The Plymouth Locomotive leaving the screenhouse with a supply of berry boxes and a carful of pickers. Harvesting season, during the fall, is a busy time on Mr. Atwood’s estate.

There’s Mr. Atwood sitting up to the lunch counter with the boys, eating steamed clams. Wonder that man doesn’t turn into a steamed clam. Personally, I’d just as soon have baked chicken. Here: we’ll sit over by the fireplace with those yarnsters, until the clams are gone. I’m tired, anyway. Notice those things more after forty.

Is it supper time? In half an hour the Sunset Special will pull out for her curfew run. That’s a pretty train. Sunset seems to show up better out there where there’s plenty of room. We’ll stick right here so’s not to miss it.

See that headlight up on the wall? Big’s a boxcar. Came off one of the old Bridgton engines when they changed to electric glims. This one’s oil. Mr. Atwood has lots of relics in here. You’ve no idea what a show he’s got! Only difference between he and Phin Barnum is that Atwood isn’t trying to kid anybody. His is the real McCoy.

Yes: ten little railroads all switched into one: the Edaville. Did you ever stop to think why he named it that—Edaville? Can’t you guess? Sure, that’s it: his own initials, E.D.A. Pretty cute, eh?

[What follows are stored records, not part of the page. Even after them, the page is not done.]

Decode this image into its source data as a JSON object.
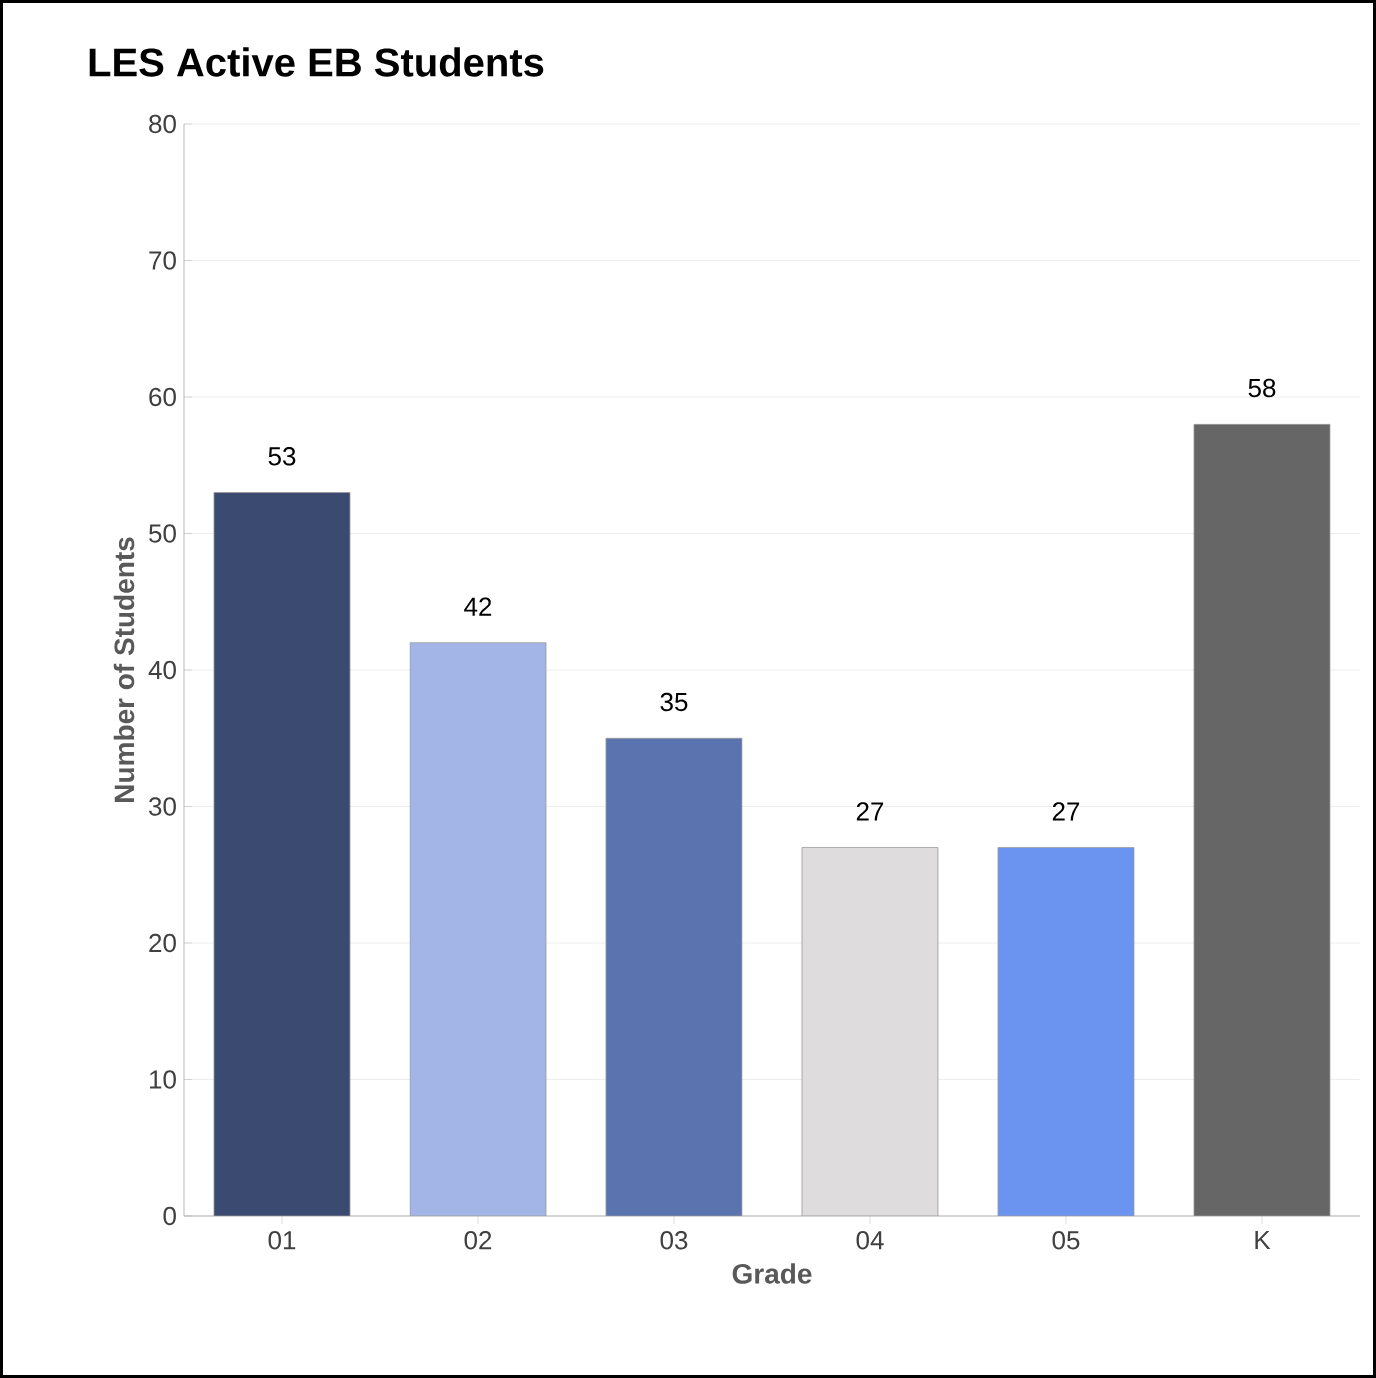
{
  "chart_data": {
    "type": "bar",
    "title": "LES Active EB Students",
    "xlabel": "Grade",
    "ylabel": "Number of Students",
    "categories": [
      "01",
      "02",
      "03",
      "04",
      "05",
      "K"
    ],
    "values": [
      53,
      42,
      35,
      27,
      27,
      58
    ],
    "colors": [
      "#3a4a70",
      "#a3b5e6",
      "#5b74b0",
      "#dedcdd",
      "#6b93f0",
      "#666666"
    ],
    "ylim": [
      0,
      80
    ],
    "yticks": [
      0,
      10,
      20,
      30,
      40,
      50,
      60,
      70,
      80
    ],
    "grid": "y",
    "data_labels": true
  }
}
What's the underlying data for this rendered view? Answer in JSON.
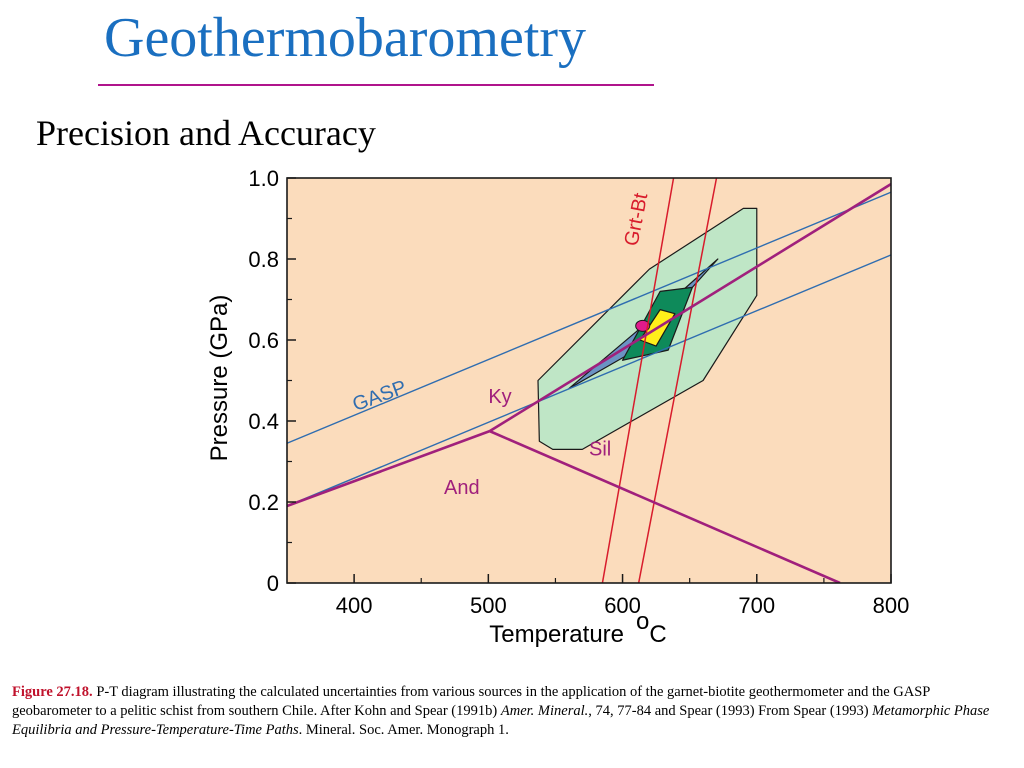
{
  "slide": {
    "title": "Geothermobarometry",
    "subtitle": "Precision and Accuracy"
  },
  "caption": {
    "label": "Figure 27.18.",
    "part1": " P-T diagram illustrating the calculated uncertainties from various sources in the application of the garnet-biotite geothermometer and the GASP geobarometer to a pelitic schist from southern Chile. After Kohn and Spear (1991b) ",
    "journal": "Amer. Mineral.",
    "part2": ", 74, 77-84 and Spear (1993) From Spear (1993) ",
    "book": "Metamorphic Phase Equilibria and Pressure-Temperature-Time Paths",
    "part3": ". Mineral. Soc. Amer. Monograph 1."
  },
  "chart_data": {
    "type": "line",
    "xlabel": "Temperature",
    "xunit": "oC",
    "ylabel": "Pressure (GPa)",
    "xlim": [
      350,
      800
    ],
    "ylim": [
      0,
      1.0
    ],
    "xticks": [
      "400",
      "500",
      "600",
      "700",
      "800"
    ],
    "xtick_values": [
      400,
      500,
      600,
      700,
      800
    ],
    "yticks": [
      "0",
      "0.2",
      "0.4",
      "0.6",
      "0.8",
      "1.0"
    ],
    "ytick_values": [
      0,
      0.2,
      0.4,
      0.6,
      0.8,
      1.0
    ],
    "grid": false,
    "background": "#fbdcbc",
    "phase_lines": [
      {
        "name": "Ky-Sil",
        "color": "#a0207c",
        "points": [
          [
            501,
            0.375
          ],
          [
            800,
            0.985
          ]
        ]
      },
      {
        "name": "And-Ky",
        "color": "#a0207c",
        "points": [
          [
            350,
            0.19
          ],
          [
            501,
            0.375
          ]
        ]
      },
      {
        "name": "And-Sil",
        "color": "#a0207c",
        "points": [
          [
            501,
            0.375
          ],
          [
            762,
            0.0
          ]
        ]
      }
    ],
    "gasp_lines": [
      {
        "name": "GASP",
        "color": "#2f6db0",
        "points": [
          [
            350,
            0.345
          ],
          [
            800,
            0.965
          ]
        ]
      },
      {
        "name": "GASP",
        "color": "#2f6db0",
        "points": [
          [
            350,
            0.19
          ],
          [
            800,
            0.81
          ]
        ]
      }
    ],
    "grtbt_lines": [
      {
        "name": "Grt-Bt",
        "color": "#d81c2c",
        "points": [
          [
            585,
            0.0
          ],
          [
            638,
            1.0
          ]
        ]
      },
      {
        "name": "Grt-Bt",
        "color": "#d81c2c",
        "points": [
          [
            612,
            0.0
          ],
          [
            670,
            1.0
          ]
        ]
      }
    ],
    "regions": [
      {
        "name": "outer-uncertainty",
        "fill": "#bfe6c6",
        "stroke": "#1a1a1a",
        "points": [
          [
            538,
            0.35
          ],
          [
            537,
            0.5
          ],
          [
            620,
            0.775
          ],
          [
            690,
            0.925
          ],
          [
            700,
            0.925
          ],
          [
            700,
            0.71
          ],
          [
            660,
            0.5
          ],
          [
            570,
            0.33
          ],
          [
            548,
            0.33
          ]
        ]
      },
      {
        "name": "inner-ellipse",
        "fill": "#6b93c4",
        "stroke": "#1a1a1a",
        "points": [
          [
            560,
            0.48
          ],
          [
            610,
            0.62
          ],
          [
            671,
            0.8
          ],
          [
            610,
            0.575
          ]
        ]
      },
      {
        "name": "green-diamond",
        "fill": "#0e8a5a",
        "stroke": "#1a1a1a",
        "points": [
          [
            628,
            0.72
          ],
          [
            652,
            0.73
          ],
          [
            634,
            0.575
          ],
          [
            600,
            0.55
          ]
        ]
      },
      {
        "name": "yellow-diamond",
        "fill": "#ffef1a",
        "stroke": "#1a1a1a",
        "points": [
          [
            613,
            0.6
          ],
          [
            628,
            0.675
          ],
          [
            639,
            0.665
          ],
          [
            625,
            0.585
          ]
        ]
      }
    ],
    "center_point": {
      "x": 615,
      "y": 0.635,
      "fill": "#e01a8c"
    },
    "labels": [
      {
        "text": "Ky",
        "x": 500,
        "y": 0.445,
        "color": "#a0207c"
      },
      {
        "text": "Sil",
        "x": 575,
        "y": 0.315,
        "color": "#a0207c"
      },
      {
        "text": "And",
        "x": 467,
        "y": 0.22,
        "color": "#a0207c"
      },
      {
        "text": "GASP",
        "x": 401,
        "y": 0.424,
        "color": "#2f6db0",
        "rotate": -20
      },
      {
        "text": "Grt-Bt",
        "x": 611,
        "y": 0.83,
        "color": "#d81c2c",
        "rotate": -79
      }
    ]
  }
}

Wait ’til I light my pipe ...

Those old two-footers were some roads. Many of my happiest recollections are of rides I had on the Wiscasset road and the Sandy River. Never saw so much of the Bridgton line until the last year it ran. The Kennebec Central checked out before I checked in, although I used to see their tiny trains when I was a kid. I knew the little Monson—the Two by Six they called it, two feet wide and six miles long—but only after it got kind of dilapidated. I’ve seen ’em all. And here’s the last one: using the very same engines and cars that I used to ride on years ago. Seems funny, too: to come down here and find ’em resurrected again. Those little pikes tried so hard to climb up to the sun, and a bumping-post in the sunset was the best they could do. The sunset of pint-size railroads.

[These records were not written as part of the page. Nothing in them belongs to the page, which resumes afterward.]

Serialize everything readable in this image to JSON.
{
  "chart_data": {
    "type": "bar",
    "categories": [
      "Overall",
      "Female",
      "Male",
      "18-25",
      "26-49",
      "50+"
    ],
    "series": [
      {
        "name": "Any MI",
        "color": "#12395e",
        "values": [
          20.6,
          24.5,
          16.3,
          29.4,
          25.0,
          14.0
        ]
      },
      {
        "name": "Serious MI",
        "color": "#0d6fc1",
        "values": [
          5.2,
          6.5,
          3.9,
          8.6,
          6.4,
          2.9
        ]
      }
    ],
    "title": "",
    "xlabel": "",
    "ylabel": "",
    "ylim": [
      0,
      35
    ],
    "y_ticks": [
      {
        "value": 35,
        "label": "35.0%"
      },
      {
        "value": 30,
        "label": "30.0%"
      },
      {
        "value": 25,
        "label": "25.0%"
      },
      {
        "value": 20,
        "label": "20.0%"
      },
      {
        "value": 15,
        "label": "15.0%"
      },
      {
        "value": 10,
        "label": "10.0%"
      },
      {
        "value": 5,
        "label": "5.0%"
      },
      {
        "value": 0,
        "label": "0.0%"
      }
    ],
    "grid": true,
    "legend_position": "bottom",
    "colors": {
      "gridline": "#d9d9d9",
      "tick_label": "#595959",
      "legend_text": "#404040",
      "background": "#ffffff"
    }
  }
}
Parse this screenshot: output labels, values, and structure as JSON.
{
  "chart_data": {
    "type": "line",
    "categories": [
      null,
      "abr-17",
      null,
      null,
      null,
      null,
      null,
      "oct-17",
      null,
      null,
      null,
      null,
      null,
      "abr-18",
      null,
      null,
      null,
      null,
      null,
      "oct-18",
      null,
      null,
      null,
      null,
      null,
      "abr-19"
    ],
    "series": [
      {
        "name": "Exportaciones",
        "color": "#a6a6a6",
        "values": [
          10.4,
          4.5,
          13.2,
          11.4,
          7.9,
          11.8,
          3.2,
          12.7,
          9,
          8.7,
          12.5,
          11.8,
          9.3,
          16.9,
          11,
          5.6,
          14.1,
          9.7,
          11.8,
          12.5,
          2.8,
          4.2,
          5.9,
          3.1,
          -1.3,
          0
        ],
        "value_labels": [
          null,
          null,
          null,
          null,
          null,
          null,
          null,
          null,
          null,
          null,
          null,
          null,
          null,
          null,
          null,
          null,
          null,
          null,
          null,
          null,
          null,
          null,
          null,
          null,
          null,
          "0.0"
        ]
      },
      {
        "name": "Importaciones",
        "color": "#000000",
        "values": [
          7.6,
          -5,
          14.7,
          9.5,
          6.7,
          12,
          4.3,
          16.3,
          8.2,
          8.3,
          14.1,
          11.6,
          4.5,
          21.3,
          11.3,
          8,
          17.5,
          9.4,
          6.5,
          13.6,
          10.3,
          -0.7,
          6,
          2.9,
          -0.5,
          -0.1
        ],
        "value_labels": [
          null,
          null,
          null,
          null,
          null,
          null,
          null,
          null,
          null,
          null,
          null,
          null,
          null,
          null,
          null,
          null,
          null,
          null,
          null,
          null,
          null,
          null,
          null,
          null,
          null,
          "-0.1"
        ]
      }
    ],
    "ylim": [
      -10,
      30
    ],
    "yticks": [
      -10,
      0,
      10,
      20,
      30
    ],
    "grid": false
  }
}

Funny: here’s this last one, here in eastern Massachusetts; and seventy some years ago the first one got its christening within a few miles of this very spot. Up in Billerica, where the B. & M.’s big shops are now. Someone must have swung the bottle too hard and konked the little cuss on its pituitary gland. Anyway, besides being a baptismal ceremony it was a death blow too.